Maintain a held-out evaluation set: a list of (query, expected_relevant_documents) pairs. Run the queries through your retrieval system; measure how many of the expected documents appear in the top-K (this is recall@K). Run this regularly, especially after embedding model changes, ANN parameter changes, or corpus growth. Without an evaluation harness, retrieval regression is invisible until users complain. Tools like RAGAS and Trulens automate parts of this for RAG pipelines.
Do I need to retrain anything when adding documents?
No, but you do need to embed them. Adding documents is a runtime operation: chunk, embed, insert into the vector store. The HNSW or IVF index updates incrementally. The embedding model itself is pre-trained and doesn't change as you add documents. Re-training the embedding model is a separate, much heavier operation that most teams never do (they use a pre-trained model from OpenAI, Cohere, or open-source).
What's the deal with sparse + dense hybrid retrieval?
"Dense" embeddings are the standard vector embeddings discussed throughout this page: every dimension is meaningful, the vector is small (768-3072 dimensions). "Sparse" embeddings are vectors with mostly zero values where each dimension corresponds to a term (like an inverted index, but learned). Sparse embeddings preserve keyword-match behavior; dense embeddings capture semantics. Combining them produces better retrieval than either alone. SPLADE is the canonical sparse model. Some vector stores (Qdrant, Weaviate) support sparse-dense hybrid natively.
How does this work with multimodal content (images, audio, video)?
Same pattern, different embedding model. Multimodal models (CLIP for image-text, ImageBind for many modalities) embed different content types into a shared space. An image and a text caption describing it land near each other. This enables cross-modal retrieval: find images similar to a text query, find videos similar to an image. The vector database doesn't care what the content is; it just stores and searches vectors. The challenge is in the embedding pipeline, not the database.
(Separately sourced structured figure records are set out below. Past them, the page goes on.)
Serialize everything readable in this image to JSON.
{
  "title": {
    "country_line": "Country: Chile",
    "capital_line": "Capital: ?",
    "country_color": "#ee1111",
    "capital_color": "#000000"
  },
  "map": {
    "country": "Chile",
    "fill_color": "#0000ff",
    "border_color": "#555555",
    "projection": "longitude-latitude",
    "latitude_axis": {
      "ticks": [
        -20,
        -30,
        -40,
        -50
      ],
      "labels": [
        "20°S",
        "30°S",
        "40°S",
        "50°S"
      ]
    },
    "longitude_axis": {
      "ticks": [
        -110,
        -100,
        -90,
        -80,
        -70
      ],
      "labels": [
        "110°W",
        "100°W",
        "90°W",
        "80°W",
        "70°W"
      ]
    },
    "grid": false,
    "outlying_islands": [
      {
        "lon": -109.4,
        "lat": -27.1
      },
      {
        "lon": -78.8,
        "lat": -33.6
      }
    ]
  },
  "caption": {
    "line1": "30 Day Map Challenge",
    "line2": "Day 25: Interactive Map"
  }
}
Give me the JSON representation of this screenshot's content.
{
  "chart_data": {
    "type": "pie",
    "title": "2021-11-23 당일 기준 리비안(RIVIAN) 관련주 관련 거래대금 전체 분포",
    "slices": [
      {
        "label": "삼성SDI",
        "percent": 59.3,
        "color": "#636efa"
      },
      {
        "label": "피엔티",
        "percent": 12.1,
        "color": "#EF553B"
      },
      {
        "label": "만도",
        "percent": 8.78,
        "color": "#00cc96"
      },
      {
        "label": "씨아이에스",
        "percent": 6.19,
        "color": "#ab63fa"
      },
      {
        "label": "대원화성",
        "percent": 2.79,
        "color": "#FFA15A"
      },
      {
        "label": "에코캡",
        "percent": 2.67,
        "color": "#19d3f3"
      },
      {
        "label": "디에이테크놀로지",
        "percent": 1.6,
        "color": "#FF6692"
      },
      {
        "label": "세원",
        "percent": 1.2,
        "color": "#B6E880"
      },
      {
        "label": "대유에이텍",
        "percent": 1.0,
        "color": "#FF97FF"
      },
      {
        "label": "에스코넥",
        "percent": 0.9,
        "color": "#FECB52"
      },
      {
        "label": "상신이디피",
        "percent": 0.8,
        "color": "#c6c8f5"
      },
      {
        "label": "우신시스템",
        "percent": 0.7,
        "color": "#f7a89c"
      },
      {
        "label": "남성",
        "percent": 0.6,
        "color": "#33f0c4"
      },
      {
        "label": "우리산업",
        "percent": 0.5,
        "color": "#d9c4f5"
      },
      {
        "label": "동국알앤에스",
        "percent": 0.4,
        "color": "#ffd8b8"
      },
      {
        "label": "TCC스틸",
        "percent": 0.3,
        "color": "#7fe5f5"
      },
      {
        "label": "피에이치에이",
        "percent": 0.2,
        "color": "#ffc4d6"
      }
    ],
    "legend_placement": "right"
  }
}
What about agentic RAG and multi-step retrieval?
Newer pattern that's increasingly important. Instead of single-shot retrieval, the LLM iteratively decides what to retrieve based on partial answers. The agent might search, decide it needs more context, search again with a refined query, then generate the answer. This handles complex queries better than single-shot retrieval but costs more tokens and latency. Tools like LangChain, LlamaIndex, and Haystack provide frameworks for this. Worth knowing the term; the architectural details are usually beyond standard system design interviews.